Die Mehrkosten aufgrund derAufteilung der Amts- und Dienstsitze beliefen sich 2014 auf rund 7,7 Millionen Euro. Laut dem alle zwei Jahre erscheinenden Teilungskostenbericht lag 2013 der Berliner Anteil bei den Bundesbediensteten bei gut 60 Prozent – in diesem Jahr waren es schon 62 Prozent.

Das Bundesinnenministerium bestätigte wie berichtet diesen Trend: Inzwischen arbeiten zwei von drei Mitarbeitern der Bundesministerien – gut 11 000 Menschen – an der Spree. Die 27 Berliner Bundestagsabgeordneten werden wohl einhellig einen Komplettumzug nach Berlin befürworten. Doch eine fraktionsübergreifende gemeinsame Initiative wird es nicht geben: Gespräche mit Kollegen aus Nordrhein-Westfalen über einen Komplettumzug werden diskret geführt. Und es darf als sicher gelten, dass Hendricks ihren Vorstoß mit Parteifreundin und Ministerpräsidentin Hannelore Kraft abgesprochen hat.

Imm mehr Befürworter für den Umzug

SPD-Politikerin Eva Högl glaubt, 25 Jahre nach der Wiedervereinigung werde diese Debatte Fahrt aufnehmen. Es gebe immer mehr Befürworter für den Umzug, der sukzessive vonstattengehen müsse.

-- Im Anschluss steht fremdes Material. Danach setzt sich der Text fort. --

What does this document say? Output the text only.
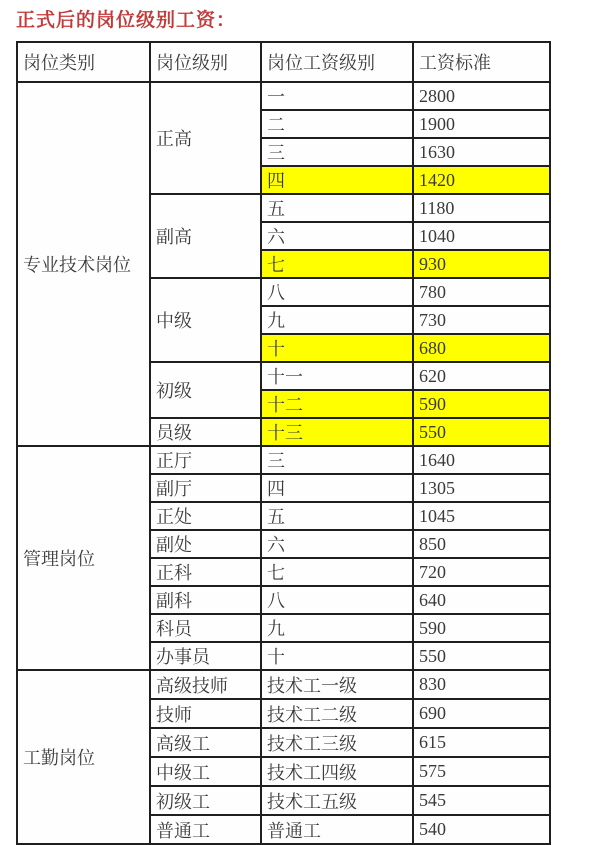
正式后的岗位级别工资：
岗位类别	岗位级别	岗位工资级别	工资标准
专业技术岗位	正高	一	2800
		二	1900
		三	1630
		四	1420
	副高	五	1180
		六	1040
		七	930
	中级	八	780
		九	730
		十	680
	初级	十一	620
		十二	590
	员级	十三	550
管理岗位	正厅	三	1640
	副厅	四	1305
	正处	五	1045
	副处	六	850
	正科	七	720
	副科	八	640
	科员	九	590
	办事员	十	550
工勤岗位	高级技师	技术工一级	830
	技师	技术工二级	690
	高级工	技术工三级	615
	中级工	技术工四级	575
	初级工	技术工五级	545
	普通工	普通工	540
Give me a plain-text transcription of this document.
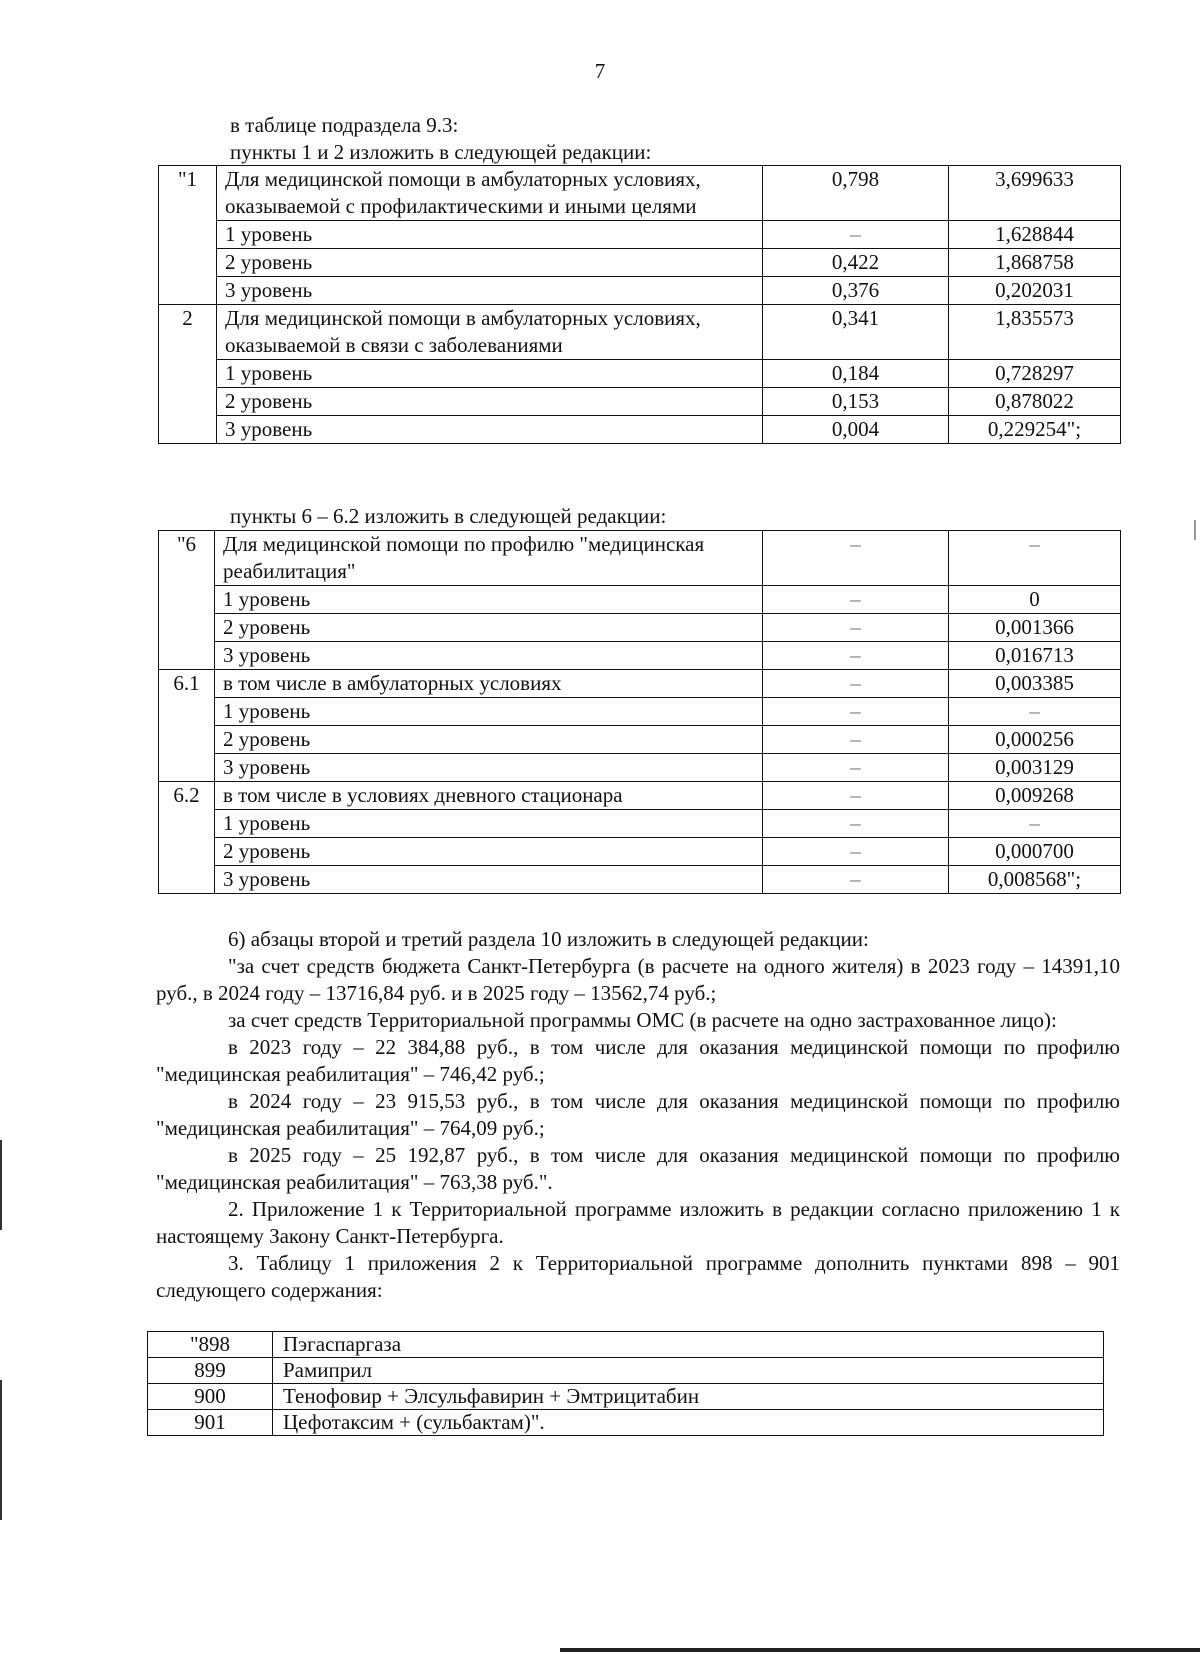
7
в таблице подраздела 9.3:
пункты 1 и 2 изложить в следующей редакции:
"1	Для медицинской помощи в амбулаторных условиях, оказываемой с профилактическими и иными целями	0,798	3,699633
	1 уровень	–	1,628844
	2 уровень	0,422	1,868758
	3 уровень	0,376	0,202031
2	Для медицинской помощи в амбулаторных условиях, оказываемой в связи с заболеваниями	0,341	1,835573
	1 уровень	0,184	0,728297
	2 уровень	0,153	0,878022
	3 уровень	0,004	0,229254";
пункты 6 – 6.2 изложить в следующей редакции:
"6	Для медицинской помощи по профилю "медицинская реабилитация"	–	–
	1 уровень	–	0
	2 уровень	–	0,001366
	3 уровень	–	0,016713
6.1	в том числе в амбулаторных условиях	–	0,003385
	1 уровень	–	–
	2 уровень	–	0,000256
	3 уровень	–	0,003129
6.2	в том числе в условиях дневного стационара	–	0,009268
	1 уровень	–	–
	2 уровень	–	0,000700
	3 уровень	–	0,008568";

6) абзацы второй и третий раздела 10 изложить в следующей редакции:

"за счет средств бюджета Санкт-Петербурга (в расчете на одного жителя) в 2023 году – 14391,10 руб., в 2024 году – 13716,84 руб. и в 2025 году – 13562,74 руб.;

за счет средств Территориальной программы ОМС (в расчете на одно застрахованное лицо):

в 2023 году – 22 384,88 руб., в том числе для оказания медицинской помощи по профилю "медицинская реабилитация" – 746,42 руб.;

в 2024 году – 23 915,53 руб., в том числе для оказания медицинской помощи по профилю "медицинская реабилитация" – 764,09 руб.;

в 2025 году – 25 192,87 руб., в том числе для оказания медицинской помощи по профилю "медицинская реабилитация" – 763,38 руб.".

2. Приложение 1 к Территориальной программе изложить в редакции согласно приложению 1 к настоящему Закону Санкт-Петербурга.

3. Таблицу 1 приложения 2 к Территориальной программе дополнить пунктами 898 – 901 следующего содержания:

"898	Пэгаспаргаза
899	Рамиприл
900	Тенофовир + Элсульфавирин + Эмтрицитабин
901	Цефотаксим + (сульбактам)".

Bisher sei der Widerstand in der Regierung gegen einen Umzug „erheblich“ gewesen, sagte die Berliner Bundestagsabgeordnete Gesine Lötzsch (Linke), zugleich Vorsitzende des Haushaltsausschusses. Ihre Fraktion würde seit Jahren einen Komplettumzug fordern. „Dass jetzt der Umzug vollzogen werden soll, ist gut.“ Sie warnte aber vor einem „Scheinumzug“, bei dem nur die Schilder ausgewechselt würden. „Was heute ein Ministerium ist, wird morgen eine Oberste Bundesbehörde sein.“

Die Berliner Grünen-Politikerin Lisa Paus gehört seit 2009 dem Bundestag an. Auch nach sechs Jahren könne sie sich „nicht daran gewöhnen, dass in jeder Sitzungswoche viele Beamte aus Bonn nach Berlin geflogen werden müssen, um an Sitzungen der Ausschüsse teilzunehmen“, sagte Paus. Alle Ministerien gehörten nach Berlin, „allein schon damit die zahllosen klimaschädlichen und teuren Flüge zwischen Bonn und Berlin der Vergangenheit angehören“.